En effet, il suffit de cet assemblage : Préface à la disparition pour faire remonter, relire — autrement — quelques uns des textes de l’auteur de La Poésie comme expérience, et pour ce qui est des plus récents, Agonie terminée, agonie interminable consacré à Maurice Blanchot (colloque Récits critiques) où se donne le ciel vide —le « bleu du ciel — comme condition de l’écriture (autour de « Scène primitive » avec et sans point d’interrogation en provenance de L’Écriture du désastre) ou encore les préfaces à Carnet posthume, Lettre à personne de Roger Laporte) et particulièrement Phrase , dont Isabelle Baladine Howald souligne, et il n’y a pas de contestation possible, qu’il s’agit d’un des plus beaux ouvrages de poésie qu’il lui ait été donné de lire, j’acquiesce, tandis qu’à l’occasion du colloque Déconstruction mimétique, pour ne citer qu’eux, Jean-Luc Nancy d’une part en postfaçant avec une pénétration rien moins que littéraire d’autres écrits de « jeunesse » intitulés L’ « Allégorie », Denis Guénoun d’autre part revenant sur la « Scène » où auront joué ces deux-là, témoignent selon les termes du premier que « la figuration par l’autre est la seule voie d’accès à l’infigurable mais ne l’est que distanciée de sa propre « figuration ».
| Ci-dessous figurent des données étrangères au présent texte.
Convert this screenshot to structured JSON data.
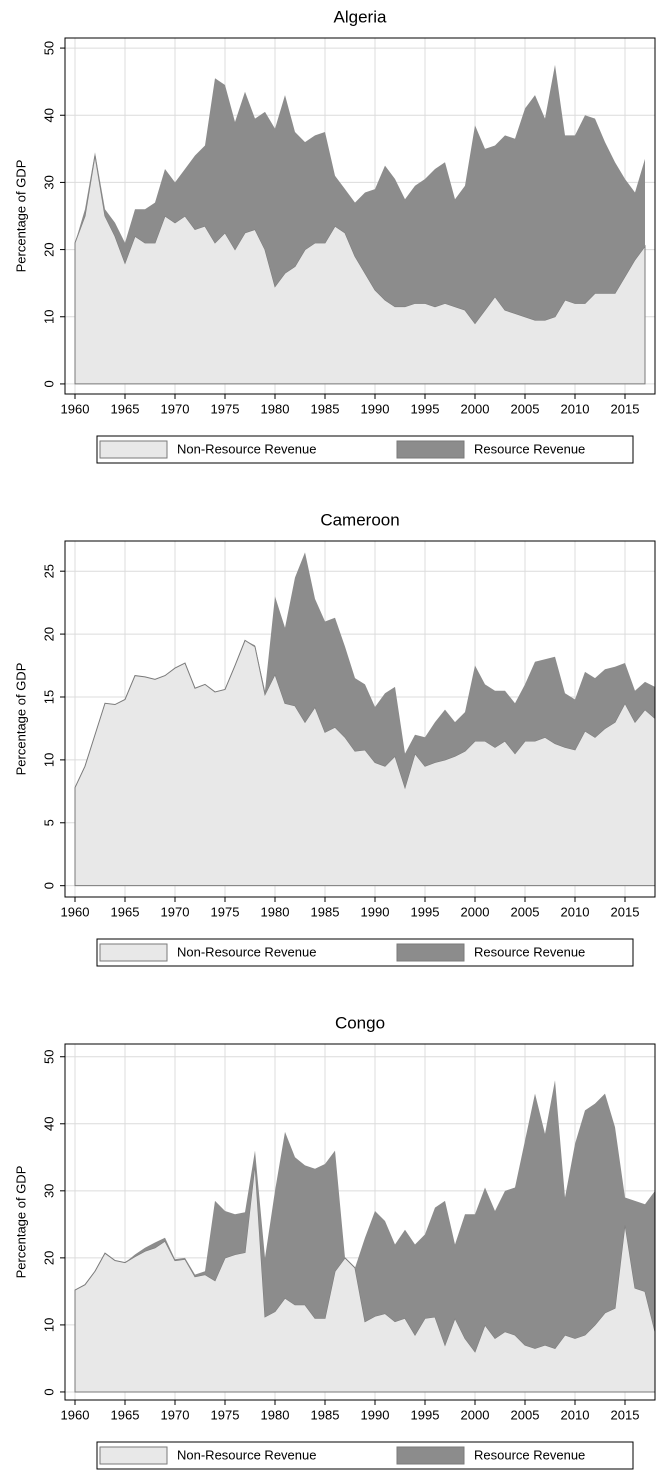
{
  "chart_data": [
    {
      "type": "area",
      "title": "Algeria",
      "y_label": "Percentage of GDP",
      "x": [
        1960,
        1961,
        1962,
        1963,
        1964,
        1965,
        1966,
        1967,
        1968,
        1969,
        1970,
        1971,
        1972,
        1973,
        1974,
        1975,
        1976,
        1977,
        1978,
        1979,
        1980,
        1981,
        1982,
        1983,
        1984,
        1985,
        1986,
        1987,
        1988,
        1989,
        1990,
        1991,
        1992,
        1993,
        1994,
        1995,
        1996,
        1997,
        1998,
        1999,
        2000,
        2001,
        2002,
        2003,
        2004,
        2005,
        2006,
        2007,
        2008,
        2009,
        2010,
        2011,
        2012,
        2013,
        2014,
        2015,
        2016,
        2017
      ],
      "series": [
        {
          "name": "Non-Resource Revenue",
          "color": "#e8e8e8",
          "values": [
            21,
            25,
            34,
            25,
            22,
            18,
            22,
            21,
            21,
            25,
            24,
            25,
            23,
            23.5,
            21,
            22.5,
            20,
            22.5,
            23,
            20,
            14.5,
            16.5,
            17.5,
            20,
            21,
            21,
            23.5,
            22.5,
            19,
            16.5,
            14,
            12.5,
            11.5,
            11.5,
            12,
            12,
            11.5,
            12,
            11.5,
            11,
            9,
            11,
            13,
            11,
            10.5,
            10,
            9.5,
            9.5,
            10,
            12.5,
            12,
            12,
            13.5,
            13.5,
            13.5,
            16,
            18.5,
            20.5
          ]
        },
        {
          "name": "Resource Revenue",
          "color": "#8c8c8c",
          "values": [
            0,
            1,
            0.5,
            1,
            2,
            3,
            4,
            5,
            6,
            7,
            6,
            7,
            11,
            12,
            24.5,
            22,
            19,
            21,
            16.5,
            20.5,
            23.5,
            26.5,
            20,
            16,
            16,
            16.5,
            7.5,
            6.5,
            8,
            12,
            15,
            20,
            19,
            16,
            17.5,
            18.5,
            20.5,
            21,
            16,
            18.5,
            29.5,
            24,
            22.5,
            26,
            26,
            31,
            33.5,
            30,
            37.5,
            24.5,
            25,
            28,
            26,
            22.5,
            19.5,
            14.5,
            10,
            13
          ]
        }
      ],
      "xlim": [
        1959,
        2018
      ],
      "xticks": [
        1960,
        1965,
        1970,
        1975,
        1980,
        1985,
        1990,
        1995,
        2000,
        2005,
        2010,
        2015
      ],
      "ylim": [
        -1.5,
        51.5
      ],
      "yticks": [
        0,
        10,
        20,
        30,
        40,
        50
      ],
      "grid": true,
      "stacked": true,
      "legend": "bottom"
    },
    {
      "type": "area",
      "title": "Cameroon",
      "y_label": "Percentage of GDP",
      "x": [
        1960,
        1961,
        1962,
        1963,
        1964,
        1965,
        1966,
        1967,
        1968,
        1969,
        1970,
        1971,
        1972,
        1973,
        1974,
        1975,
        1976,
        1977,
        1978,
        1979,
        1980,
        1981,
        1982,
        1983,
        1984,
        1985,
        1986,
        1987,
        1988,
        1989,
        1990,
        1991,
        1992,
        1993,
        1994,
        1995,
        1996,
        1997,
        1998,
        1999,
        2000,
        2001,
        2002,
        2003,
        2004,
        2005,
        2006,
        2007,
        2008,
        2009,
        2010,
        2011,
        2012,
        2013,
        2014,
        2015,
        2016,
        2017,
        2018
      ],
      "series": [
        {
          "name": "Non-Resource Revenue",
          "color": "#e8e8e8",
          "values": [
            7.8,
            9.5,
            12,
            14.5,
            14.4,
            14.8,
            16.7,
            16.6,
            16.4,
            16.7,
            17.3,
            17.7,
            15.7,
            16,
            15.4,
            15.6,
            17.5,
            19.5,
            19,
            15.2,
            16.8,
            14.5,
            14.3,
            13,
            14.2,
            12.2,
            12.6,
            11.8,
            10.7,
            10.8,
            9.8,
            9.5,
            10.3,
            7.8,
            10.5,
            9.5,
            9.8,
            10,
            10.3,
            10.7,
            11.5,
            11.5,
            11,
            11.5,
            10.5,
            11.5,
            11.5,
            11.8,
            11.3,
            11,
            10.8,
            12.3,
            11.8,
            12.5,
            13,
            14.5,
            13,
            14,
            13.3
          ]
        },
        {
          "name": "Resource Revenue",
          "color": "#8c8c8c",
          "values": [
            0,
            0,
            0,
            0,
            0,
            0,
            0,
            0,
            0,
            0,
            0,
            0,
            0,
            0,
            0,
            0,
            0,
            0,
            0.1,
            0.3,
            6.2,
            6,
            10.2,
            13.5,
            8.6,
            8.8,
            8.7,
            7.2,
            5.8,
            5.2,
            4.4,
            5.8,
            5.5,
            2.7,
            1.5,
            2.3,
            3.2,
            4,
            2.7,
            3.1,
            6,
            4.5,
            4.5,
            4,
            4,
            4.5,
            6.3,
            6.2,
            6.9,
            4.3,
            4,
            4.7,
            4.7,
            4.7,
            4.4,
            3.2,
            2.5,
            2.2,
            2.5
          ]
        }
      ],
      "xlim": [
        1959,
        2018
      ],
      "xticks": [
        1960,
        1965,
        1970,
        1975,
        1980,
        1985,
        1990,
        1995,
        2000,
        2005,
        2010,
        2015
      ],
      "ylim": [
        -0.9,
        27.4
      ],
      "yticks": [
        0,
        5,
        10,
        15,
        20,
        25
      ],
      "grid": true,
      "stacked": true,
      "legend": "bottom"
    },
    {
      "type": "area",
      "title": "Congo",
      "y_label": "Percentage of GDP",
      "x": [
        1960,
        1961,
        1962,
        1963,
        1964,
        1965,
        1966,
        1967,
        1968,
        1969,
        1970,
        1971,
        1972,
        1973,
        1974,
        1975,
        1976,
        1977,
        1978,
        1979,
        1980,
        1981,
        1982,
        1983,
        1984,
        1985,
        1986,
        1987,
        1988,
        1989,
        1990,
        1991,
        1992,
        1993,
        1994,
        1995,
        1996,
        1997,
        1998,
        1999,
        2000,
        2001,
        2002,
        2003,
        2004,
        2005,
        2006,
        2007,
        2008,
        2009,
        2010,
        2011,
        2012,
        2013,
        2014,
        2015,
        2016,
        2017,
        2018
      ],
      "series": [
        {
          "name": "Non-Resource Revenue",
          "color": "#e8e8e8",
          "values": [
            15.2,
            16,
            18,
            20.7,
            19.6,
            19.3,
            20.2,
            21,
            21.5,
            22.5,
            19.6,
            19.8,
            17.2,
            17.5,
            16.6,
            20,
            20.5,
            20.8,
            34,
            11.2,
            12,
            14,
            13,
            13,
            11,
            11,
            18,
            20,
            18.5,
            10.5,
            11.3,
            11.7,
            10.5,
            11,
            8.5,
            11,
            11.2,
            7,
            11,
            8,
            6,
            10,
            8,
            9,
            8.5,
            7,
            6.5,
            7,
            6.5,
            8.5,
            8,
            8.5,
            10,
            11.8,
            12.5,
            25,
            15.5,
            15,
            9
          ]
        },
        {
          "name": "Resource Revenue",
          "color": "#8c8c8c",
          "values": [
            0,
            0,
            0,
            0,
            0,
            0,
            0.3,
            0.5,
            0.8,
            0.5,
            0.2,
            0.2,
            0.3,
            0.5,
            11.9,
            7,
            6,
            6,
            2,
            8.8,
            18,
            24.8,
            22,
            20.8,
            22.3,
            23,
            18,
            0,
            0,
            12.5,
            15.7,
            13.8,
            11.5,
            13.2,
            13.5,
            12.5,
            16.3,
            21.5,
            11,
            18.5,
            20.5,
            20.5,
            19,
            21,
            22,
            30.5,
            38,
            31.5,
            40,
            20.5,
            29,
            33.5,
            33,
            32.7,
            27,
            4,
            13,
            13,
            21
          ]
        }
      ],
      "xlim": [
        1959,
        2018
      ],
      "xticks": [
        1960,
        1965,
        1970,
        1975,
        1980,
        1985,
        1990,
        1995,
        2000,
        2005,
        2010,
        2015
      ],
      "ylim": [
        -1.2,
        51.9
      ],
      "yticks": [
        0,
        10,
        20,
        30,
        40,
        50
      ],
      "grid": true,
      "stacked": true,
      "legend": "bottom"
    }
  ]
}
Ainsi frappe la manière dont Lacoue-Labarthe relève des affinités improbables entre Borges et Dashiell Hammett (l’un se sachant trop écrivain, l’autre pensant qu’il ne l’est pas assez) en les réunissant en ce lieu impossible (et rêvé) de la littérature, à la fois avec assez de vigueur pour donner sa blue note, mais aussi de lucidité pour une prise de distance et la délivrance d’une version (postface ? volte-face ?) qui en exhibe les jeux de masques.
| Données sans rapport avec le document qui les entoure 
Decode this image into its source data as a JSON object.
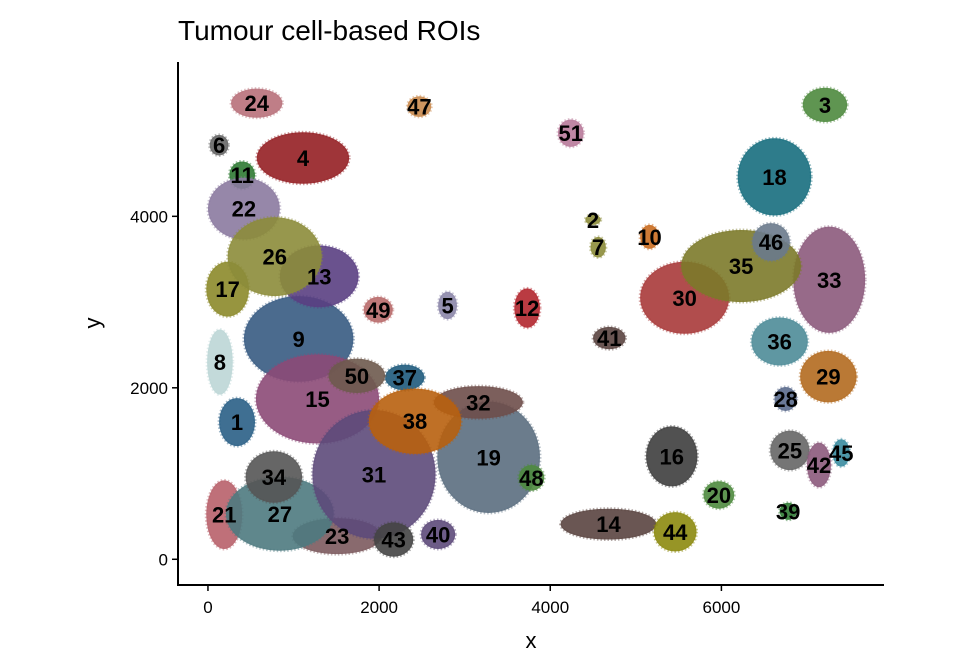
{
  "chart_data": {
    "type": "scatter",
    "title": "Tumour cell-based ROIs",
    "xlabel": "x",
    "ylabel": "y",
    "xlim": [
      -350,
      7900
    ],
    "ylim": [
      -300,
      5800
    ],
    "xticks": [
      0,
      2000,
      4000,
      6000
    ],
    "xtick_labels": [
      "0",
      "2000",
      "4000",
      "6000"
    ],
    "yticks": [
      0,
      2000,
      4000
    ],
    "ytick_labels": [
      "0",
      "2000",
      "4000"
    ],
    "regions": [
      {
        "label": "1",
        "x": 340,
        "y": 1600,
        "rx": 210,
        "ry": 280,
        "color": "#2a5f86"
      },
      {
        "label": "2",
        "x": 4500,
        "y": 3960,
        "rx": 90,
        "ry": 60,
        "color": "#8c8c3a"
      },
      {
        "label": "3",
        "x": 7210,
        "y": 5300,
        "rx": 260,
        "ry": 200,
        "color": "#4e8a3e"
      },
      {
        "label": "4",
        "x": 1110,
        "y": 4680,
        "rx": 540,
        "ry": 300,
        "color": "#951f24"
      },
      {
        "label": "5",
        "x": 2800,
        "y": 2960,
        "rx": 110,
        "ry": 160,
        "color": "#8b86a8"
      },
      {
        "label": "6",
        "x": 130,
        "y": 4830,
        "rx": 110,
        "ry": 120,
        "color": "#666666"
      },
      {
        "label": "7",
        "x": 4560,
        "y": 3640,
        "rx": 90,
        "ry": 120,
        "color": "#8c8c3a"
      },
      {
        "label": "8",
        "x": 140,
        "y": 2300,
        "rx": 150,
        "ry": 380,
        "color": "#bcd6d6"
      },
      {
        "label": "9",
        "x": 1060,
        "y": 2570,
        "rx": 640,
        "ry": 500,
        "color": "#375b82"
      },
      {
        "label": "10",
        "x": 5160,
        "y": 3760,
        "rx": 110,
        "ry": 140,
        "color": "#c96c1f"
      },
      {
        "label": "11",
        "x": 400,
        "y": 4480,
        "rx": 150,
        "ry": 160,
        "color": "#2f7a33"
      },
      {
        "label": "12",
        "x": 3730,
        "y": 2930,
        "rx": 150,
        "ry": 230,
        "color": "#b3262e"
      },
      {
        "label": "13",
        "x": 1300,
        "y": 3300,
        "rx": 460,
        "ry": 360,
        "color": "#5a3f82"
      },
      {
        "label": "14",
        "x": 4680,
        "y": 410,
        "rx": 560,
        "ry": 180,
        "color": "#5a4440"
      },
      {
        "label": "15",
        "x": 1280,
        "y": 1870,
        "rx": 720,
        "ry": 520,
        "color": "#8c4a77"
      },
      {
        "label": "16",
        "x": 5420,
        "y": 1200,
        "rx": 300,
        "ry": 350,
        "color": "#3e3e3e"
      },
      {
        "label": "17",
        "x": 230,
        "y": 3150,
        "rx": 250,
        "ry": 320,
        "color": "#8c8a2a"
      },
      {
        "label": "18",
        "x": 6620,
        "y": 4460,
        "rx": 430,
        "ry": 450,
        "color": "#176e7e"
      },
      {
        "label": "19",
        "x": 3280,
        "y": 1190,
        "rx": 600,
        "ry": 650,
        "color": "#5b6e80"
      },
      {
        "label": "20",
        "x": 5970,
        "y": 750,
        "rx": 180,
        "ry": 160,
        "color": "#4e8a3e"
      },
      {
        "label": "21",
        "x": 190,
        "y": 520,
        "rx": 210,
        "ry": 400,
        "color": "#b8616a"
      },
      {
        "label": "22",
        "x": 420,
        "y": 4090,
        "rx": 420,
        "ry": 360,
        "color": "#8b7aa0"
      },
      {
        "label": "23",
        "x": 1510,
        "y": 270,
        "rx": 520,
        "ry": 210,
        "color": "#7c5a5e"
      },
      {
        "label": "24",
        "x": 570,
        "y": 5320,
        "rx": 300,
        "ry": 170,
        "color": "#b8707a"
      },
      {
        "label": "25",
        "x": 6800,
        "y": 1270,
        "rx": 230,
        "ry": 230,
        "color": "#666666"
      },
      {
        "label": "26",
        "x": 780,
        "y": 3530,
        "rx": 550,
        "ry": 460,
        "color": "#8c8c3a"
      },
      {
        "label": "27",
        "x": 840,
        "y": 530,
        "rx": 630,
        "ry": 430,
        "color": "#4e7a80"
      },
      {
        "label": "28",
        "x": 6750,
        "y": 1870,
        "rx": 130,
        "ry": 140,
        "color": "#5a6a8c"
      },
      {
        "label": "29",
        "x": 7250,
        "y": 2130,
        "rx": 330,
        "ry": 300,
        "color": "#b36a1f"
      },
      {
        "label": "30",
        "x": 5570,
        "y": 3050,
        "rx": 520,
        "ry": 420,
        "color": "#a83a3a"
      },
      {
        "label": "31",
        "x": 1940,
        "y": 990,
        "rx": 720,
        "ry": 750,
        "color": "#5d4a7a"
      },
      {
        "label": "32",
        "x": 3160,
        "y": 1830,
        "rx": 520,
        "ry": 190,
        "color": "#6e4e4a"
      },
      {
        "label": "33",
        "x": 7260,
        "y": 3260,
        "rx": 420,
        "ry": 620,
        "color": "#8c5a7c"
      },
      {
        "label": "34",
        "x": 770,
        "y": 960,
        "rx": 330,
        "ry": 300,
        "color": "#555555"
      },
      {
        "label": "35",
        "x": 6230,
        "y": 3420,
        "rx": 700,
        "ry": 420,
        "color": "#7c7a2a"
      },
      {
        "label": "36",
        "x": 6680,
        "y": 2540,
        "rx": 330,
        "ry": 280,
        "color": "#4e8c98"
      },
      {
        "label": "37",
        "x": 2300,
        "y": 2120,
        "rx": 230,
        "ry": 150,
        "color": "#1e5a7c"
      },
      {
        "label": "38",
        "x": 2420,
        "y": 1610,
        "rx": 540,
        "ry": 380,
        "color": "#b8600e"
      },
      {
        "label": "39",
        "x": 6780,
        "y": 560,
        "rx": 100,
        "ry": 100,
        "color": "#2f7a33"
      },
      {
        "label": "40",
        "x": 2690,
        "y": 290,
        "rx": 200,
        "ry": 170,
        "color": "#5d4a7a"
      },
      {
        "label": "41",
        "x": 4690,
        "y": 2580,
        "rx": 190,
        "ry": 130,
        "color": "#5a4440"
      },
      {
        "label": "42",
        "x": 7140,
        "y": 1100,
        "rx": 140,
        "ry": 260,
        "color": "#8c5a7c"
      },
      {
        "label": "43",
        "x": 2170,
        "y": 230,
        "rx": 230,
        "ry": 200,
        "color": "#444444"
      },
      {
        "label": "44",
        "x": 5460,
        "y": 320,
        "rx": 250,
        "ry": 230,
        "color": "#8c8a0e"
      },
      {
        "label": "45",
        "x": 7400,
        "y": 1240,
        "rx": 100,
        "ry": 160,
        "color": "#3a8ca0"
      },
      {
        "label": "46",
        "x": 6580,
        "y": 3700,
        "rx": 220,
        "ry": 220,
        "color": "#6a7a8c"
      },
      {
        "label": "47",
        "x": 2470,
        "y": 5280,
        "rx": 140,
        "ry": 120,
        "color": "#c98a4e"
      },
      {
        "label": "48",
        "x": 3780,
        "y": 950,
        "rx": 150,
        "ry": 150,
        "color": "#4e8a3e"
      },
      {
        "label": "49",
        "x": 1990,
        "y": 2910,
        "rx": 170,
        "ry": 150,
        "color": "#b86a6a"
      },
      {
        "label": "50",
        "x": 1740,
        "y": 2140,
        "rx": 330,
        "ry": 200,
        "color": "#6e5a4e"
      },
      {
        "label": "51",
        "x": 4240,
        "y": 4970,
        "rx": 150,
        "ry": 160,
        "color": "#b87a9a"
      }
    ]
  }
}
Aussi pour cette Préface à la Disparition s’agit-il donc moins de prémonition, d’adresse testamentaire que de contreseing d’une vie inséparablement en littérature (poésie, théâtre — la scène) et en philosophie, de l’explication qu’elle aura eue avec quelques passants considérables, contemporains ou fraternels par-delà les siècles (Sophocle, Hölderlin).

Elle pourrait, à cause de son mince format, connaître le sort des ouvrages qu’elle cite, soit attention insuffisante ou vaine érudition ou au contraire, amener à lire véritablement un auteur qui s’est rendu tellement transparent à ceux qu’il a commentés : dans le « Difficile à saisir » de la citation initiale faut-il, peut-on entendre le schwer zu fassen qui apparaît tellement hölderlinien dans l’après-coup de l’œuvre à venir (« l’origine où se déroberait après coup un rien de sens ») ?

Pourrait aussi et c’est le vœu de cette lettre apporter une attention renouvelée à l’œuvre de Philippe Lacoue-Labarthe, l’écrivain — inséparablement le philosophe ! celle dont témoignent les enregistrements du colloque « Déconstruction mimétique », le numéro de Lignes déjà cité et dont Isabelle Howald donne une vigoureuse recension et à laquelle appelle un colloque du Parlement des philosophes en octobre prochain à Strasbourg afin encore de « rendre la justice intellectuelle que lui-même ne s’est pas rendue, mais qu’il rendait si volontiers à autrui ».

Et le mot de la fin (du livre) à ce dernier :

« Mais on sait aussi que lire est une liberté et que pas un conte n’est absolu ».